Hard to believe, but IT pros are just like regular humans: we’re subject to hesitation, inertia, and cognitive biases. Here’s how to decide when’s the right time to pull the plug on your legacy tech.
Do You Have a Dollar Auction Mentality?
First, make sure you’re not living in a dollar auction scenario, or a situation wherein you’re bidding against someone not because you need to win, but because you can’t bear to lose. There are many concrete examples of this imaginary situation—but consider the lesson of the Concorde, that infamous, billion-dollar European albatross.
The Concorde was a supersonic, delta-wing plane that looked great when it rolled out on the runway for its first commercial flight in 1976. But it was also a money pit made up of broken promises and massive cost overruns. The backers of the plane didn’t want to admit their plane was an impractical money loser, though. They kept the Concorde in the air, throwing good money after bad, for 27 years.
If you find yourself at a point where you’re justifying not changing a system because that system cost you so much in the first place, then you’re riding the Concorde. To avoid the Concorde fallacy, consider the goals you had for the original implementation of that legacy technology. Ask yourself:
- Are the original goals for this technology still valid for the business?
- Is the current technology meeting those goals?
If the answer to either one of those questions is no, then it’s time to pull the plug.
Are You Doing Without?
The moment you say it’s OK to live without something fundamental, like security patches, support, or the ability to upgrade, you’re failing. The minute you find yourself saying, “No, no – we can limp along,” you’re on the Concorde. Consider these questions:
- Have you found others using some other (freeware, unapproved, or “shadow”) application or system on the side because what you have is insufficient?
- Are you redesigning your business or your workflows because your tool can no longer adapt to the way your business works?
If the answer to either question is yes, move on to a new tool.
Is Your Internal Cost Rising?
It’s highly likely your legacy tech has a higher internal cost because you’re supporting it internally with on-location expertise when you have an outage or some other problem that wouldn’t come up with a more up-to-date or appropriate system.
- Are you spending more on customizations?
- Are you spending more to produce workarounds?
- Are you spending more on kludges?
If the answer is yes to any of these questions, consider your next step.
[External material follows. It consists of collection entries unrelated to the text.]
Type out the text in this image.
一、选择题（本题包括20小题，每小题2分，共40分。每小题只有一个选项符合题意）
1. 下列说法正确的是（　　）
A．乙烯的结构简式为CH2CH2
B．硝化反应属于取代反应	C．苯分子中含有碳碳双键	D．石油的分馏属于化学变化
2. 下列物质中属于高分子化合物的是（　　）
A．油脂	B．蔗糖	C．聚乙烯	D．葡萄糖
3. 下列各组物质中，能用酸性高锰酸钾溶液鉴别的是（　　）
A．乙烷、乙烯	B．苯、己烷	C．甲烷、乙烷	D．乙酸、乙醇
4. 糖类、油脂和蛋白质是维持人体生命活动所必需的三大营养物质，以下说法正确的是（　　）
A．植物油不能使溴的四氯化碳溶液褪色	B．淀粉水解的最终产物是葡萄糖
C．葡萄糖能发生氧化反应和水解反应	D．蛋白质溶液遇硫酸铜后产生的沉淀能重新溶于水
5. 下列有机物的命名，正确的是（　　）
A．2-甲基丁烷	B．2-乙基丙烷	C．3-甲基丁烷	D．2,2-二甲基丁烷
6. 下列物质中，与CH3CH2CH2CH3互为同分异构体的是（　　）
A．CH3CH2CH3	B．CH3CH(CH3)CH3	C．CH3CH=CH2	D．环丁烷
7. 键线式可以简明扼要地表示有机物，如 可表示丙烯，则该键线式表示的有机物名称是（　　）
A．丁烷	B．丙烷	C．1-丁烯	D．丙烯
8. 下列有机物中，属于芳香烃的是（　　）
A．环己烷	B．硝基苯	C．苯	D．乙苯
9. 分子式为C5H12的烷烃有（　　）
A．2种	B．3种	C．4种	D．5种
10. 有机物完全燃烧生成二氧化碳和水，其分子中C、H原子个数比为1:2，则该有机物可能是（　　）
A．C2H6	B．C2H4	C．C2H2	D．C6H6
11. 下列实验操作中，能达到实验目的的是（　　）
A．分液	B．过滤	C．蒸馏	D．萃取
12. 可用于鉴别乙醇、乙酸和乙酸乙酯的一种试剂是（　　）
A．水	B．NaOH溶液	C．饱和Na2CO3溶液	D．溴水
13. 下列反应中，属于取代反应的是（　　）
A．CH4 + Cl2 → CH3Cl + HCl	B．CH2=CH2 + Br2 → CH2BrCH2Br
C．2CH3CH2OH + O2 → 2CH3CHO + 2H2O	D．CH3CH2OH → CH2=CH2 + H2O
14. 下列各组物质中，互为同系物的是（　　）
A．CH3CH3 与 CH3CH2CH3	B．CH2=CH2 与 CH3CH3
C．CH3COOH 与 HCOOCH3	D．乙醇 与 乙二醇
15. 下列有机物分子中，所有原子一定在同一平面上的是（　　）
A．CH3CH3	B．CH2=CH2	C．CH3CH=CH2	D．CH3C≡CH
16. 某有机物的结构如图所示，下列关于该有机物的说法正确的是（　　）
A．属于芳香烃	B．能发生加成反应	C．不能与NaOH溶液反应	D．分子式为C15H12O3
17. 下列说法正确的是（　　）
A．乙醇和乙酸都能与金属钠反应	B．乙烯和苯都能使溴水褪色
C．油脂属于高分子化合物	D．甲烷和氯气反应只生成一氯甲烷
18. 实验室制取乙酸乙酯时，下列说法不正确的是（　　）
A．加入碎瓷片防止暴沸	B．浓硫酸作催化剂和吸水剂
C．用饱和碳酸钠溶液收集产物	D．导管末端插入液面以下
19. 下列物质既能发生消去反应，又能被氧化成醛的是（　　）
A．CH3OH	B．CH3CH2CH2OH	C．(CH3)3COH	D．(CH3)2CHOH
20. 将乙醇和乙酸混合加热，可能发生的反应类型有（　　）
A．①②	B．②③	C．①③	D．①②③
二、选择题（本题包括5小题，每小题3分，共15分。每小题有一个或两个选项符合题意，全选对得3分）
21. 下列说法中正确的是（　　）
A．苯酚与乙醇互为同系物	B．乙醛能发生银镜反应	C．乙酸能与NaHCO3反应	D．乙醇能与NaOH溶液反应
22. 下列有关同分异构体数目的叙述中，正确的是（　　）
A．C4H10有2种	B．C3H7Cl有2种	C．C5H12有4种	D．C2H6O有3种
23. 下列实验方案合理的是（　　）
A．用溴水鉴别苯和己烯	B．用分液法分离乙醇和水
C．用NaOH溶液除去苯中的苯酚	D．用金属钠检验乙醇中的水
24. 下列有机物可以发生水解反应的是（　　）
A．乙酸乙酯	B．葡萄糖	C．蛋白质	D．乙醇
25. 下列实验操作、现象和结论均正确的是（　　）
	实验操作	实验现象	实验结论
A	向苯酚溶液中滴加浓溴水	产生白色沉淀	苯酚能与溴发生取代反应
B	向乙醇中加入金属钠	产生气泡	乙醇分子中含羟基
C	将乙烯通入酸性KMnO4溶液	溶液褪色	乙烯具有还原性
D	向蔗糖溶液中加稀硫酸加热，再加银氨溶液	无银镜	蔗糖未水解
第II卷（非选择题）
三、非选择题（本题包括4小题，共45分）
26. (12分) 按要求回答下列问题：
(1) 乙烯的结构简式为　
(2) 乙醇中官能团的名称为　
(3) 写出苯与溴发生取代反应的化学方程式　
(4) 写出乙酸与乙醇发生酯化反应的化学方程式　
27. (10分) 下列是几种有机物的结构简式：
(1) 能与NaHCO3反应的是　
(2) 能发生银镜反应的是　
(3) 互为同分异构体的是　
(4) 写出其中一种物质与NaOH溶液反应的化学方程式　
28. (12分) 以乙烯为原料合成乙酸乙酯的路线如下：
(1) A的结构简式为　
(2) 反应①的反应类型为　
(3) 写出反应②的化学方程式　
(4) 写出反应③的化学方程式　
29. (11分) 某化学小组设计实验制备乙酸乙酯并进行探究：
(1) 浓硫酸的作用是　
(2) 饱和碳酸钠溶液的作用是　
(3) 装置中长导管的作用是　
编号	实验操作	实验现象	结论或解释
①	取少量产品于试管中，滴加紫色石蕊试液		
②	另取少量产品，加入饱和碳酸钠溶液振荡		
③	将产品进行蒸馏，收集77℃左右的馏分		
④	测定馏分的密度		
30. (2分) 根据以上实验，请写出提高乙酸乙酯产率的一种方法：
There are other questions to ask, like, is your staff concerned about skillset atrophy? Are you losing credibility among your peers? Will you lose out on potential gains from the latest technologies?
But, before you answer, be sure you don’t just pull that plug without talking to stakeholders first.
Did You Just Call That Baby Ugly?
You need buy-in. Listen to concerns—there could be someone who needs that moldy tech. You also need to make sure you’re not asking to replace a tool someone in management spent $2.5 million on just four years ago. Effectively, you just told everyone that baby was ugly.
When people have built their careers on ugly babies, you need their buy-in. Remember, they can be potential allies because they can explain the reasoning behind the original purchase of that once-gorgeous baby. They can also explain why it’s now outmoded and help you lay the foundation for a new investment.
Also, when campaigning for something more up to date, remember that trends are on your side. Most of us are coming to the realization that that the old, “No one ever got fired for buying IBM” mentality is done—along with its more-damaging corollary, “My tech should last 40 years.”
Stick-in-the-mud thinking is fading, because we know if we don’t keep up, we’re dead. The exponential rate of change in the data center—along with the macro trend wherein none of us stay with our companies for the long term, anymore—means we buy for immediate results. We’re therefore more willing to look at an ugly baby and say, “Yeah, it’s time to cut bait.”
That said, upkeep and change is still an issue for many small and mid-sized companies. They’re necessarily budget conscious. Managers at such companies can see these upgrades as a potential drain. You need to help these people see the value side of your options—and it’s likely in your best interest to provide stakeholders with a proof of concept for your proposed solution.
This process is a two-way street, so make sure everyone with concerns has a chance to address them. That doesn’t mean you have to fix every little thing for everybody before you go forward, but you should give people a chance to state their concerns, if only to get buy-in.
In the end, this procedure is painful. It’s painful for everyone—for users, management, and your team. Nonetheless, we have to go through a similar process in various parts of our lives. I had a chance to ride the Concorde one time when they flew the Cleveland Orchestra (of which my Dad was a member) and a few lucky family members. I can honestly tell you that there was nothing like it. When they shut down that service in 2003, I lost a connection to my youth. So, believe me, I know the pain of cutting loose. But, unless we do this, we’re all stuck on the runway. More importantly, we’re not taking on new challenges.